O que há poucos anos se dizia das crianças que dominavam seus pais, manifesta-se nos adultos da agora, pois a população do mundo quase que maciçamente transforma-se em pequenos ditadores e tiranos adultos, manifestando cada um suas exigências da forma que melhor lhes convém – uns drogando-se, outros alcoolizando-se, alguns se prostituindo das formas mais bizarras e outros cometendo crimes ou impondo sua vontade sobre os demais na forma de leis que são o reflexo de uma população composta por indivíduos voltados unicamente para dento de si mesmos e magistrados que passam por cima de seus próprios princípios de justiça para fazer cumprir leis contraditórias contra pais e mães que ainda lutam para proteger seus filhos e famílias da crescente onda de deturpação e vulgarização do mundo.

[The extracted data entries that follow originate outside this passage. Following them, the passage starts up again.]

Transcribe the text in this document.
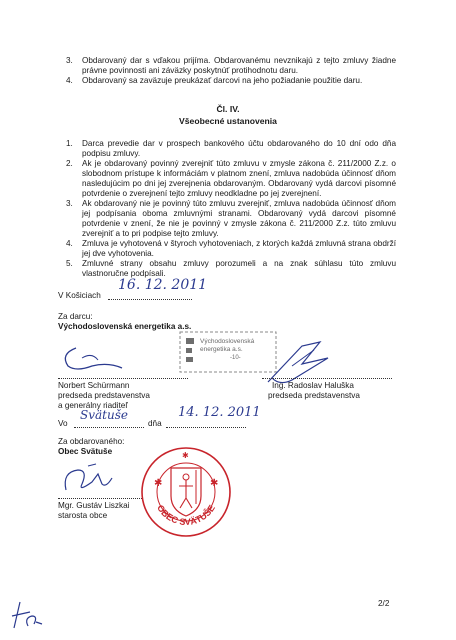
3.	Obdarovaný dar s vďakou prijíma. Obdarovanému nevznikajú z tejto zmluvy žiadne právne povinnosti ani záväzky poskytnúť protihodnotu daru.
4.	Obdarovaný sa zaväzuje preukázať darcovi na jeho požiadanie použitie daru.
Čl. IV.
Všeobecné ustanovenia
1.	Darca prevedie dar v prospech bankového účtu obdarovaného do 10 dní odo dňa podpisu zmluvy.
2.	Ak je obdarovaný povinný zverejniť túto zmluvu v zmysle zákona č. 211/2000 Z.z. o slobodnom prístupe k informáciám v platnom znení, zmluva nadobúda účinnosť dňom nasledujúcim po dni jej zverejnenia obdarovaným. Obdarovaný vydá darcovi písomné potvrdenie o zverejnení tejto zmluvy neodkladne po jej zverejnení.
3.	Ak obdarovaný nie je povinný túto zmluvu zverejniť, zmluva nadobúda účinnosť dňom jej podpísania oboma zmluvnými stranami. Obdarovaný vydá darcovi písomné potvrdenie v znení, že nie je povinný v zmysle zákona č. 211/2000 Z.z. túto zmluvu zverejniť a to pri podpise tejto zmluvy.
4.	Zmluva je vyhotovená v štyroch vyhotoveniach, z ktorých každá zmluvná strana obdrží jej dve vyhotovenia.
5.	Zmluvné strany obsahu zmluvy porozumeli a na znak súhlasu túto zmluvu vlastnoručne podpísali.
V Košiciach
16. 12. 2011
Za darcu:
Východoslovenská energetika a.s.
Východoslovenská
energetika a.s.
-10-
Norbert Schürmann
predseda predstavenstva
a generálny riaditeľ
Ing. Radoslav Haluška
predseda predstavenstva
Vo
Svätuše
dňa
14. 12. 2011
Za obdarovaného:
Obec Svätuše
Mgr. Gustáv Liszkai
starosta obce
OBEC SVÄTUŠE
✱	✱
✱
2/2
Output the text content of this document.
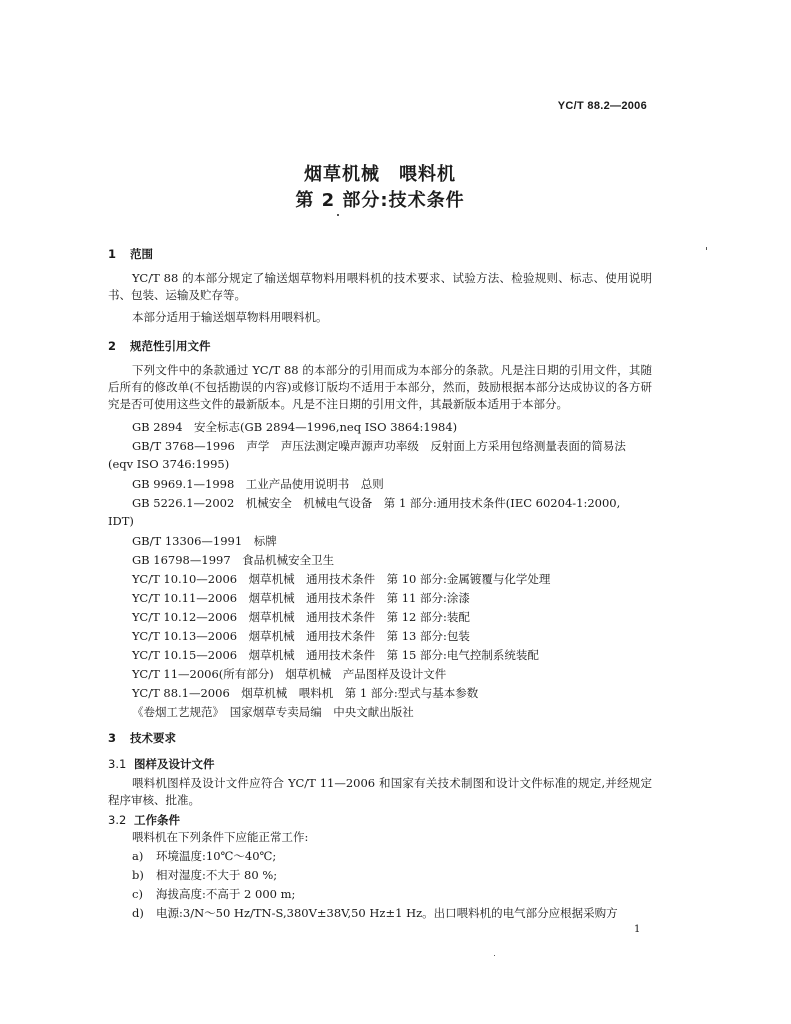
YC/T 88.2—2006
烟草机械　喂料机
第 2 部分:技术条件
1 范围
YC/T 88 的本部分规定了输送烟草物料用喂料机的技术要求、试验方法、检验规则、标志、使用说明书、包装、运输及贮存等。
本部分适用于输送烟草物料用喂料机。
2 规范性引用文件
下列文件中的条款通过 YC/T 88 的本部分的引用而成为本部分的条款。凡是注日期的引用文件，其随后所有的修改单(不包括勘误的内容)或修订版均不适用于本部分，然而，鼓励根据本部分达成协议的各方研究是否可使用这些文件的最新版本。凡是不注日期的引用文件，其最新版本适用于本部分。
GB 2894　安全标志(GB 2894—1996,neq ISO 3864:1984)
GB/T 3768—1996　声学　声压法测定噪声源声功率级　反射面上方采用包络测量表面的简易法
(eqv ISO 3746:1995)
GB 9969.1—1998　工业产品使用说明书　总则
GB 5226.1—2002　机械安全　机械电气设备　第 1 部分:通用技术条件(IEC 60204-1:2000,
IDT)
GB/T 13306—1991　标牌
GB 16798—1997　食品机械安全卫生
YC/T 10.10—2006　烟草机械　通用技术条件　第 10 部分:金属镀覆与化学处理
YC/T 10.11—2006　烟草机械　通用技术条件　第 11 部分:涂漆
YC/T 10.12—2006　烟草机械　通用技术条件　第 12 部分:装配
YC/T 10.13—2006　烟草机械　通用技术条件　第 13 部分:包装
YC/T 10.15—2006　烟草机械　通用技术条件　第 15 部分:电气控制系统装配
YC/T 11—2006(所有部分)　烟草机械　产品图样及设计文件
YC/T 88.1—2006　烟草机械　喂料机　第 1 部分:型式与基本参数
《卷烟工艺规范》　国家烟草专卖局编　中央文献出版社
3 技术要求
3.1 图样及设计文件
喂料机图样及设计文件应符合 YC/T 11—2006 和国家有关技术制图和设计文件标准的规定,并经规定程序审核、批准。
3.2 工作条件
喂料机在下列条件下应能正常工作:
a) 环境温度:10℃～40℃;
b) 相对湿度:不大于 80 %;
c) 海拔高度:不高于 2 000 m;
d) 电源:3/N～50 Hz/TN-S,380V±38V,50 Hz±1 Hz。出口喂料机的电气部分应根据采购方
1
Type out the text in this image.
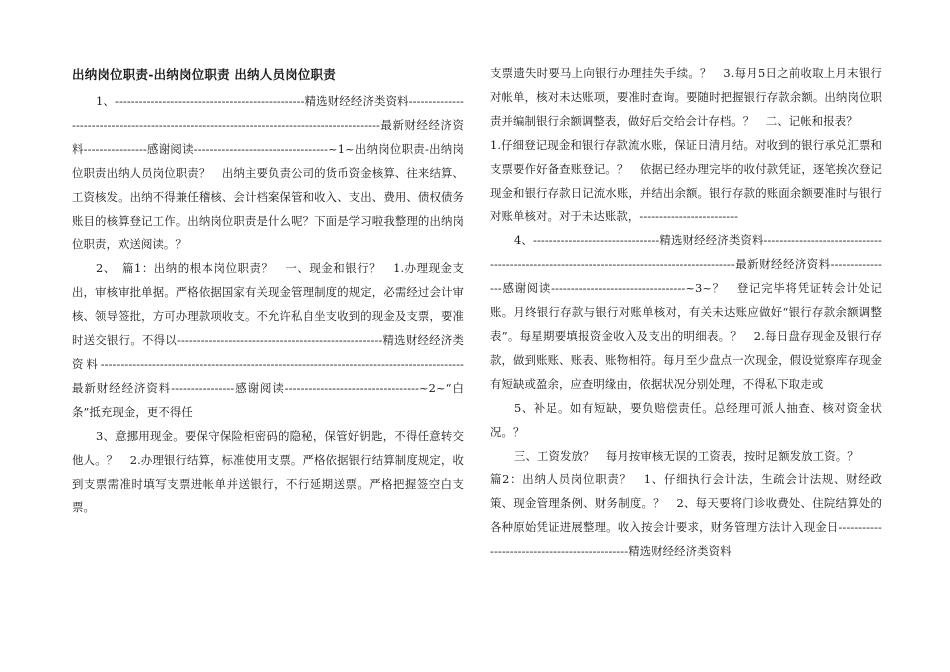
出纳岗位职责-出纳岗位职责 出纳人员岗位职责

1、------------------------------------------------精选财经经济类资料--------------------------------------------------------------------------------------------最新财经经济资料----------------感谢阅读----------------------------------~1~出纳岗位职责-出纳岗位职责出纳人员岗位职责？　出纳主要负责公司的货币资金核算、往来结算、工资核发。出纳不得兼任稽核、会计档案保管和收入、支出、费用、债权债务账目的核算登记工作。出纳岗位职责是什么呢？下面是学习啦我整理的出纳岗位职责，欢送阅读。？

2、　篇1：出纳的根本岗位职责？　一、现金和银行？　1.办理现金支出，审核审批单据。严格依据国家有关现金管理制度的规定，必需经过会计审核、领导签批，方可办理款项收支。不允许私自坐支收到的现金及支票，要准时送交银行。不得以----------------------------------------------------精选财经经济类资料--------------------------------------------------------------------------------------------最新财经经济资料----------------感谢阅读----------------------------------~2~“白条”抵充现金，更不得任

3、意挪用现金。要保守保险柜密码的隐秘，保管好钥匙，不得任意转交他人。？　2.办理银行结算，标准使用支票。严格依据银行结算制度规定，收到支票需准时填写支票进帐单并送银行，不行延期送票。严格把握签空白支票。

支票遗失时要马上向银行办理挂失手续。？　3.每月5日之前收取上月末银行对帐单，核对未达账项，要准时查询。要随时把握银行存款余额。出纳岗位职责并编制银行余额调整表，做好后交给会计存档。？　二、记帐和报表？

1.仔细登记现金和银行存款流水账，保证日清月结。对收到的银行承兑汇票和支票要作好备查账登记。？　依据已经办理完毕的收付款凭证，逐笔挨次登记现金和银行存款日记流水账，并结出余额。银行存款的账面余额要准时与银行对账单核对。对于未达账款，-------------------------

4、--------------------------------精选财经经济类资料--------------------------------------------------------------------------------------------最新财经经济资料----------------感谢阅读----------------------------------~3~？　登记完毕将凭证转会计处记账。月终银行存款与银行对账单核对，有关未达账应做好“银行存款余额调整表”。每星期要填报资金收入及支出的明细表。？　2.每日盘存现金及银行存款，做到账账、账表、账物相符。每月至少盘点一次现金，假设觉察库存现金有短缺或盈余，应查明缘由，依据状况分别处理，不得私下取走或

5、补足。如有短缺，要负赔偿责任。总经理可派人抽查、核对资金状况。？

三、工资发放？　每月按审核无误的工资表，按时足额发放工资。？

篇2：出纳人员岗位职责？　1、仔细执行会计法，生疏会计法规、财经政策、现金管理条例、财务制度。？　2、每天要将门诊收费处、住院结算处的各种原始凭证进展整理。收入按会计要求，财务管理方法计入现金日----------------------------------------------精选财经经济类资料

Precisou, porém, o seu Guilherme morrer para que eu pudesse finalmente responder minhas perguntas sobre os traumas que acometem uma geração que cresceu tomando banho com sabonete da Mônica, comendo Danoninho, usando fraldas descartáveis, indo para escola com mochila de rodinhas, celular no bolso e assistindo aulas ministradas por professores infinitamente mais bem preparados, etc..

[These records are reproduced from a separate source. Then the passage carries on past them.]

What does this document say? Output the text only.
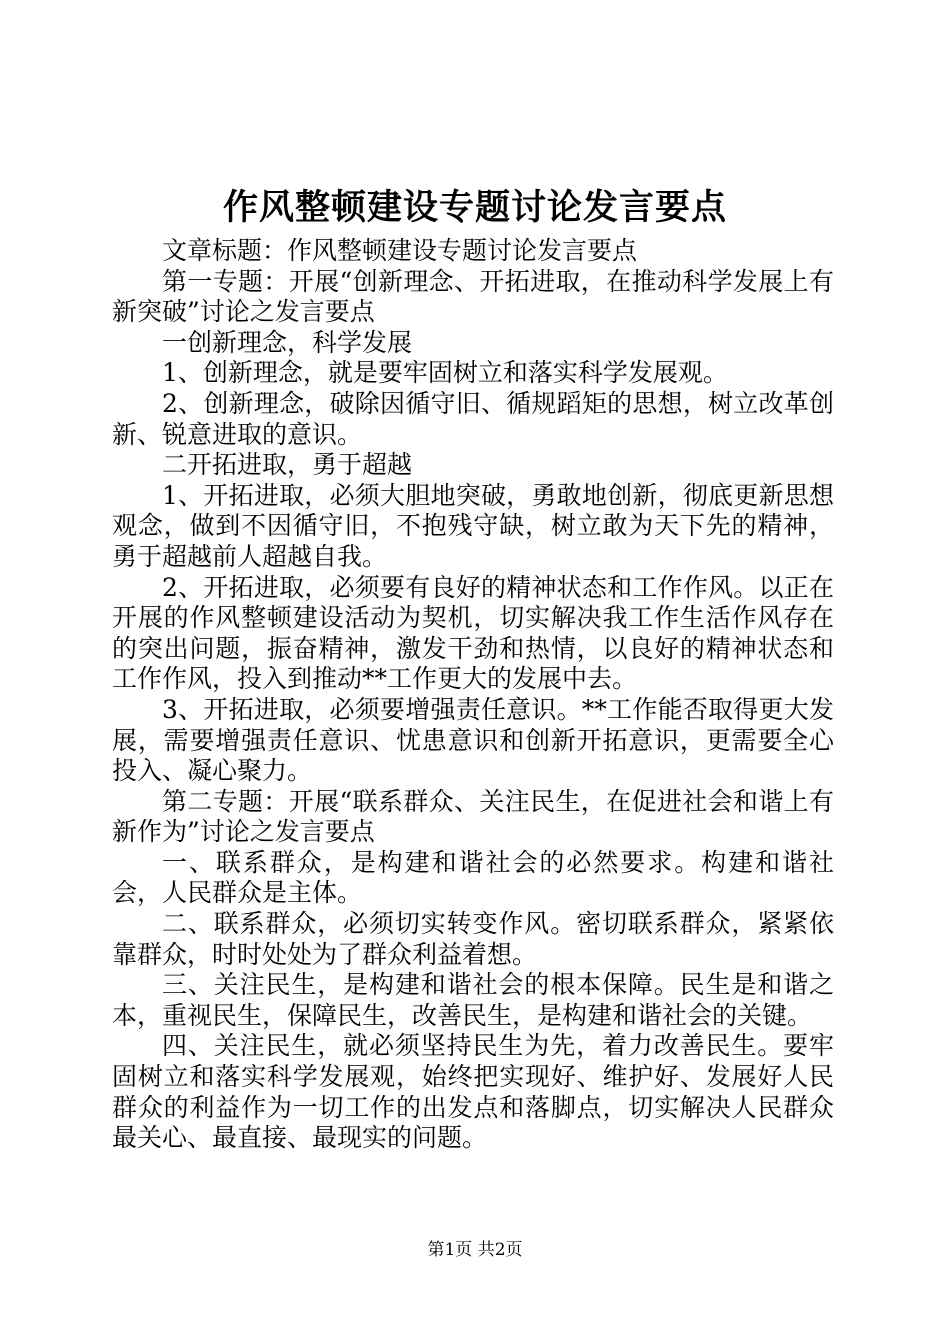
作风整顿建设专题讨论发言要点

文章标题：作风整顿建设专题讨论发言要点

第一专题：开展“创新理念、开拓进取，在推动科学发展上有新突破”讨论之发言要点

一创新理念，科学发展

1、创新理念，就是要牢固树立和落实科学发展观。

2、创新理念，破除因循守旧、循规蹈矩的思想，树立改革创新、锐意进取的意识。

二开拓进取，勇于超越

1、开拓进取，必须大胆地突破，勇敢地创新，彻底更新思想观念，做到不因循守旧，不抱残守缺，树立敢为天下先的精神，勇于超越前人超越自我。

2、开拓进取，必须要有良好的精神状态和工作作风。以正在开展的作风整顿建设活动为契机，切实解决我工作生活作风存在的突出问题，振奋精神，激发干劲和热情，以良好的精神状态和工作作风，投入到推动**工作更大的发展中去。

3、开拓进取，必须要增强责任意识。**工作能否取得更大发展，需要增强责任意识、忧患意识和创新开拓意识，更需要全心投入、凝心聚力。

第二专题：开展“联系群众、关注民生，在促进社会和谐上有新作为”讨论之发言要点

一、联系群众，是构建和谐社会的必然要求。构建和谐社会，人民群众是主体。

二、联系群众，必须切实转变作风。密切联系群众，紧紧依靠群众，时时处处为了群众利益着想。

三、关注民生，是构建和谐社会的根本保障。民生是和谐之本，重视民生，保障民生，改善民生，是构建和谐社会的关键。

四、关注民生，就必须坚持民生为先，着力改善民生。要牢固树立和落实科学发展观，始终把实现好、维护好、发展好人民群众的利益作为一切工作的出发点和落脚点，切实解决人民群众最关心、最直接、最现实的问题。

第1页 共2页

Que razões têm eles para traumas tão avassaladores, se, em comparação com uma e duas gerações anteriores, sua infância e adolescência foram infinitamente mais fáceis, sendo que cresceram servidos de mordomias? Entretanto, esses que foram criados com tantas regalias são os que (dizem) têm muito mais traumas do que as gerações anteriores, que muito mais motivos tem (na visão dos psicólogos freudianos) para ter traumas, entretanto, muito poucos os têm.

Numa definição popular, traumas são marcas na alma, são lembranças na parte pensante e funcional do cérebro. São como sulcos sobre uma superfície lisa. Se a alma fosse uma superfície, os traumas seriam afundados, como rodas de carreta sobre a terra macia. Os traumas são gravações como os sulcos dos discos de vinil, que podem conter informações alegres e tristes, pessimistas e positivas, de medo ou confiança. E todas as gravações são traumas, pois provocam afundamentos imaginários na alma. E é por isto e só por isto que nos lembramos das experiências e aprendizados. E lembramos muito mais das coisas que mais nos marcaram, sendo que as lembranças mais marcadas são as boas lembranças.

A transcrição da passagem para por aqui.